Константин Долбилов, будучи талантливым человеком, написал об этой операции песню:
В 1983 году также был еще один веселый случай. Не помню точно месяц, но, в общем, пошли мы с ребятами из нашего подразделения за водой. С собой у каждого были автомат, подсумки и фляжки для воды. С нами пошли человека два-три «зеленых», то есть бойцов афганской армии.
Были молодые, мест толком не знали, а ребячество какое-то все еще присутствовало. И я по своей инициативе решил сократить путь. Все ребята пошли в левую сторону обходить скалу, а я решил, что можно напрямую пройти и выйти к реке раньше, чем они.
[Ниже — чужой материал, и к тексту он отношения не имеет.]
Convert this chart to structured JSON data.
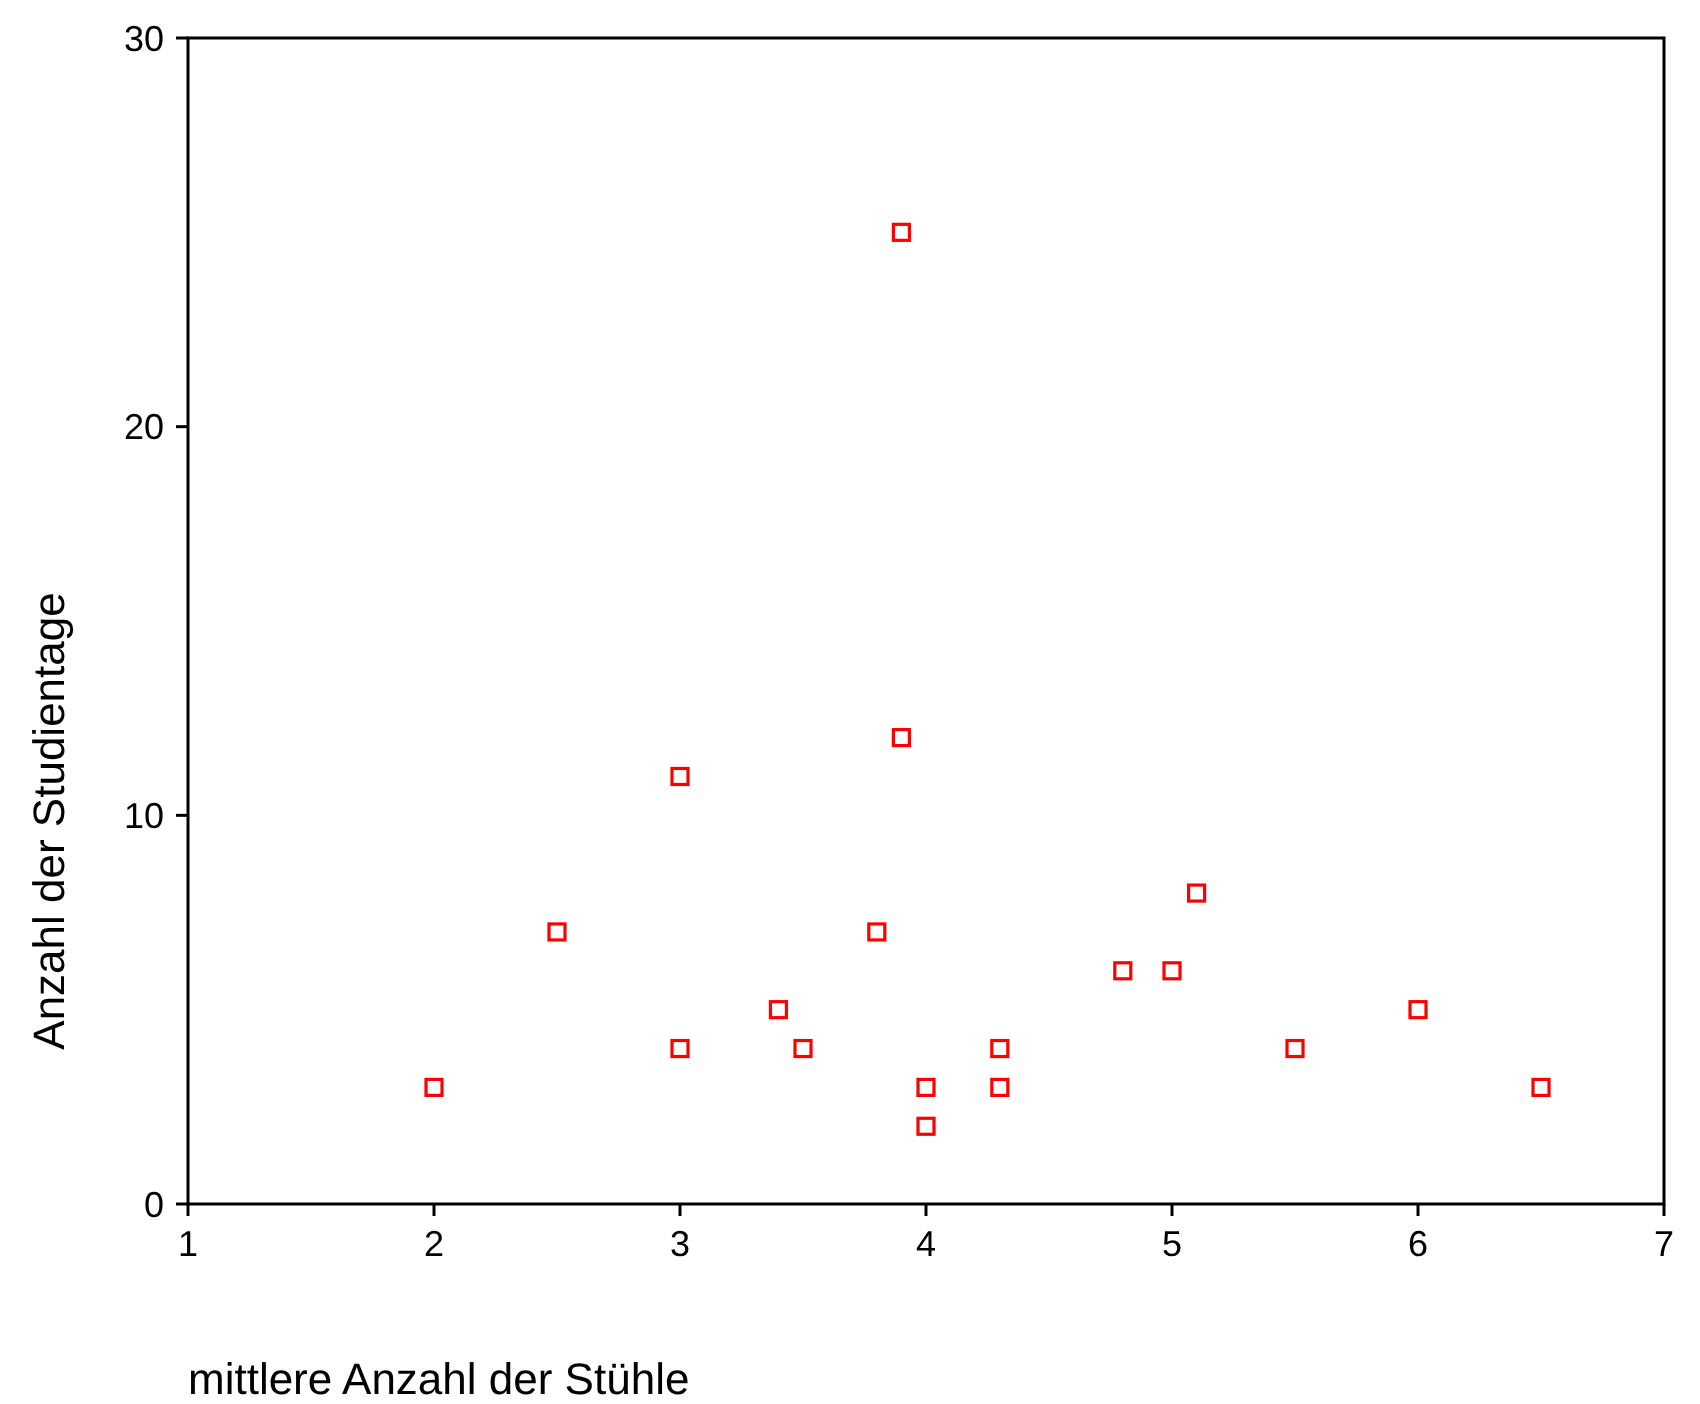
{
  "chart_data": {
    "type": "scatter",
    "xlabel": "mittlere Anzahl der Stühle",
    "ylabel": "Anzahl der Studientage",
    "x": [
      2,
      2.5,
      3,
      3,
      3.4,
      3.5,
      3.8,
      3.9,
      3.9,
      4,
      4,
      4.3,
      4.3,
      4.8,
      5,
      5.1,
      5.5,
      6,
      6.5
    ],
    "series": [
      {
        "color": "#ff0000",
        "values": [
          3,
          7,
          4,
          11,
          5,
          4,
          7,
          12,
          25,
          3,
          2,
          4,
          3,
          6,
          6,
          8,
          4,
          5,
          3
        ]
      }
    ],
    "xlim": [
      1,
      7
    ],
    "xticks": [
      1,
      2,
      3,
      4,
      5,
      6,
      7
    ],
    "ylim": [
      0,
      30
    ],
    "yticks": [
      0,
      10,
      20,
      30
    ],
    "grid": false,
    "marker": "square"
  }
}
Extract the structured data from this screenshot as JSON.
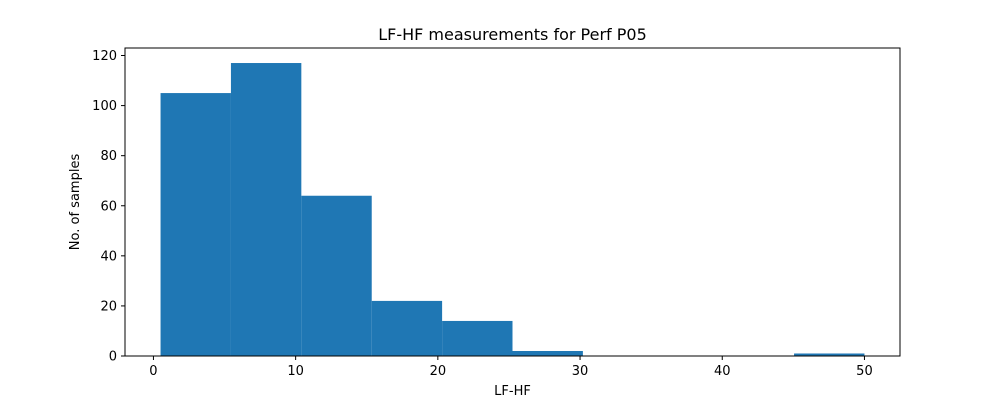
{
  "chart_data": {
    "type": "bar",
    "title": "LF-HF measurements for Perf P05",
    "xlabel": "LF-HF",
    "ylabel": "No. of samples",
    "bin_edges": [
      0.5,
      5.45,
      10.4,
      15.35,
      20.3,
      25.25,
      30.2,
      35.15,
      40.1,
      45.05,
      50.0
    ],
    "values": [
      105,
      117,
      64,
      22,
      14,
      2,
      0,
      0,
      0,
      1
    ],
    "xlim": [
      -2.0,
      52.5
    ],
    "ylim": [
      0,
      123
    ],
    "xticks": [
      0,
      10,
      20,
      30,
      40,
      50
    ],
    "yticks": [
      0,
      20,
      40,
      60,
      80,
      100,
      120
    ],
    "grid": false,
    "bar_color": "#1f77b4"
  }
}
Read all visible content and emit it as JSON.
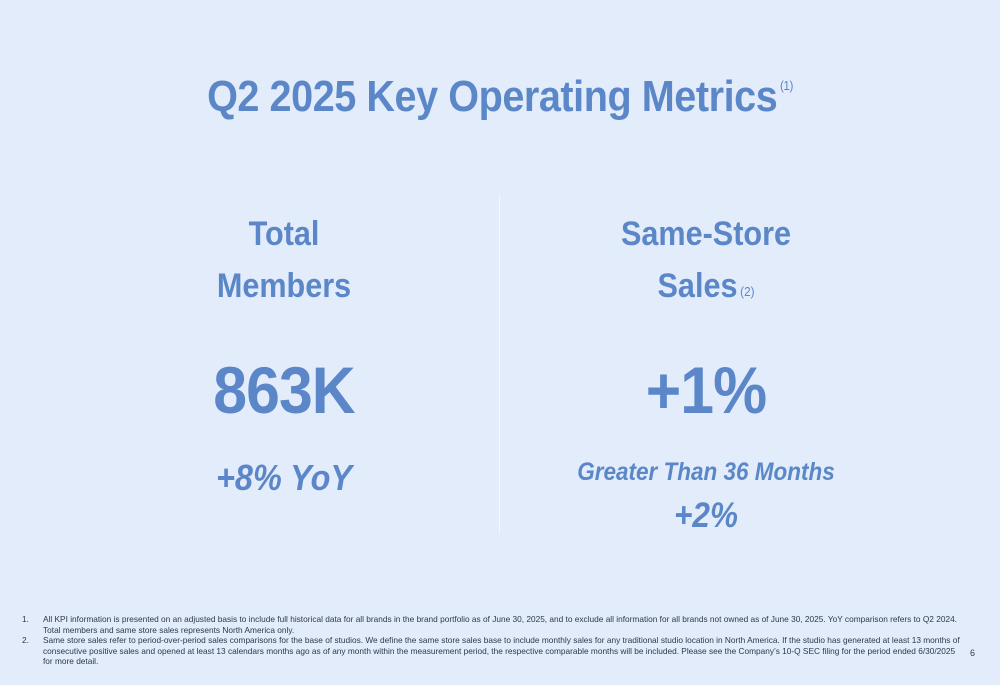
{
  "slide": {
    "title": "Q2 2025 Key Operating Metrics",
    "title_footnote_ref": "(1)",
    "page_number": "6"
  },
  "metrics": {
    "left": {
      "heading_line1": "Total",
      "heading_line2": "Members",
      "value": "863K",
      "subtext": "+8% YoY"
    },
    "right": {
      "heading_line1": "Same-Store",
      "heading_line2": "Sales",
      "heading_footnote_ref": "(2)",
      "value": "+1%",
      "subtext_line1": "Greater Than 36 Months",
      "subtext_line2": "+2%"
    }
  },
  "footnotes": [
    {
      "number": "1.",
      "text": "All KPI information is presented on an adjusted basis to include full historical data for all brands in the brand portfolio as of June 30, 2025, and to exclude all information for all brands not owned as of June 30, 2025. YoY comparison refers to Q2 2024. Total members and same store sales represents North America only."
    },
    {
      "number": "2.",
      "text": "Same store sales refer to period-over-period sales comparisons for the base of studios. We define the same store sales base to include monthly sales for any traditional studio location in North America. If the studio has generated at least 13 months of consecutive positive sales and opened at least 13 calendars months ago as of any month within the measurement period, the respective comparable months will be included. Please see the Company’s 10-Q SEC filing for the period ended 6/30/2025 for more detail."
    }
  ],
  "colors": {
    "background": "#e2ecfa",
    "accent": "#5b87c9",
    "footnote_text": "#2c3a4e"
  }
}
Мы разошлись. Было здорово, потому что уклон, по которому я спускался, был довольно-таки большой — градусов 45. Склон был покрыт щебенкой с песком и мелкими кустиками. У меня тогда был новый маскхалат. Я с «калашом» (автоматом Калашникова) съехал потихоньку вниз с горочки, как мне казалось вроде уже поближе к реке, и остановился на небольшой площадке, с полметра, наверное.
Внизу находился девятиэтажный дом и перед ним река. Эмоций у меня тогда возникла масса, а наши тем временем уже спустились к реке. Ребята с моей роты, увидев меня, начали смеяться, так как в чем дело, стоя внизу, они не понимали. А «зеленые» показывали, что мне «конец». Вниз я спрыгнуть не могу, а наверх забраться практически нереально. Под ногами осыпающийся щебень, кустики, растущие на склоне, маленькие, цепляться практически не за что.